From a student perspective, Sheherazad stressed the importance of structural questioning of how systemic factors influence those wider social determinants of health. She said that learners have lots of opportunities to talk to service users and practitioners “to get that stakeholder representation, which is really important when we think about how we are going to achieve health equity.”
One audience member, Keir Harding, asked the panel if a different political approach to environmental adaptation is needed for health equity to be a reality. Rachel agreed that as a profession we do need to be more politically aware and activated, but Dai responded by saying “it’s not a left/right problem, it’s a societal problem.”
“All the parties are concerned about this; they’ve just got different methods. We just ned to identify who the stakeholders are and how you can get a problem solved in relation to that stakeholder in that government…you have to have a broad-minded relationship [as] ultimately it is the service user that gets disadvantaged. It’s about working the best you can in the political environment you are in.”
A final discussion point was around engaging with climate change and sustainability, and how closely this is linked to tackling health inequalities. A ‘hot topic’ with Cop26 simultaneously taking place, it was an emphatic “yes, yes, yes” from the panel.
Karen talked about RCOT’s sustainability action plan , as a baseline to where we are as an organisation and a profession, and the work RCOT is doing to signpost members to best practice guidance. Reiterating this is a societal problem, as occupational therapists she urged us to think about housing, equipment, how we can better recycle equipment or encourage sustainable use of our assets.

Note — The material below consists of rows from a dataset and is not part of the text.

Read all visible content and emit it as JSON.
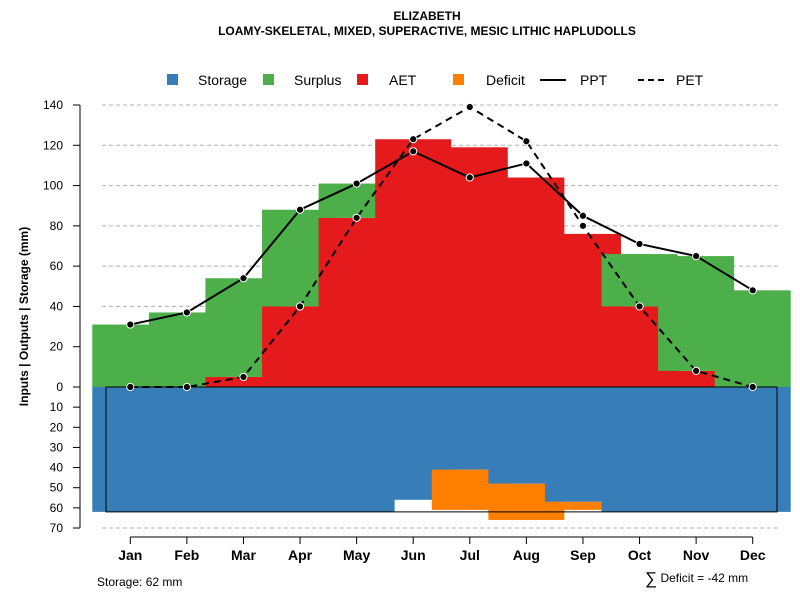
{
  "title": "ELIZABETH",
  "subtitle": "LOAMY-SKELETAL, MIXED, SUPERACTIVE, MESIC LITHIC HAPLUDOLLS",
  "legend": [
    {
      "label": "Storage",
      "kind": "box",
      "color": "#377EB8"
    },
    {
      "label": "Surplus",
      "kind": "box",
      "color": "#4DAF4A"
    },
    {
      "label": "AET",
      "kind": "box",
      "color": "#E41A1C"
    },
    {
      "label": "Deficit",
      "kind": "box",
      "color": "#FF7F00"
    },
    {
      "label": "PPT",
      "kind": "line"
    },
    {
      "label": "PET",
      "kind": "dashed"
    }
  ],
  "footer": {
    "storage": "Storage: 62 mm",
    "deficit_symbol": "∑",
    "deficit": "Deficit = -42 mm"
  },
  "chart_data": {
    "type": "bar",
    "ylabel": "Inputs | Outputs | Storage     (mm)",
    "categories": [
      "Jan",
      "Feb",
      "Mar",
      "Apr",
      "May",
      "Jun",
      "Jul",
      "Aug",
      "Sep",
      "Oct",
      "Nov",
      "Dec"
    ],
    "upper_ylim": [
      0,
      140
    ],
    "upper_ticks": [
      0,
      20,
      40,
      60,
      80,
      100,
      120,
      140
    ],
    "lower_ylim": [
      0,
      70
    ],
    "lower_ticks": [
      10,
      20,
      30,
      40,
      50,
      60,
      70
    ],
    "storage_capacity": 62,
    "series": [
      {
        "name": "AET",
        "color": "#E41A1C",
        "values": [
          0,
          0,
          5,
          40,
          84,
          123,
          119,
          104,
          76,
          40,
          8,
          0
        ]
      },
      {
        "name": "Surplus",
        "color": "#4DAF4A",
        "values": [
          31,
          37,
          49,
          48,
          17,
          0,
          0,
          0,
          0,
          26,
          57,
          48
        ]
      },
      {
        "name": "Storage",
        "color": "#377EB8",
        "values": [
          62,
          62,
          62,
          62,
          62,
          56,
          41,
          48,
          57,
          62,
          62,
          62
        ]
      },
      {
        "name": "Deficit",
        "color": "#FF7F00",
        "values": [
          0,
          0,
          0,
          0,
          0,
          0,
          20,
          18,
          4,
          0,
          0,
          0
        ]
      },
      {
        "name": "PPT",
        "values": [
          31,
          37,
          54,
          88,
          101,
          117,
          104,
          111,
          85,
          71,
          65,
          48
        ]
      },
      {
        "name": "PET",
        "values": [
          0,
          0,
          5,
          40,
          84,
          123,
          139,
          122,
          80,
          40,
          8,
          0
        ]
      }
    ]
  }
}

However, Rachel, using the example of the banning of plastic straws having the unintended consequence of making it difficult for some disabled people to have a drink, she reminded people to think, yes, we need to engage in this and look after the environment, we also need to remember that some people need things differently.
Linda concluded that “both these things [sustainability and health inequalities are such big issues that you could think that they can only be achieved at a global level…but every individual has a role to play.”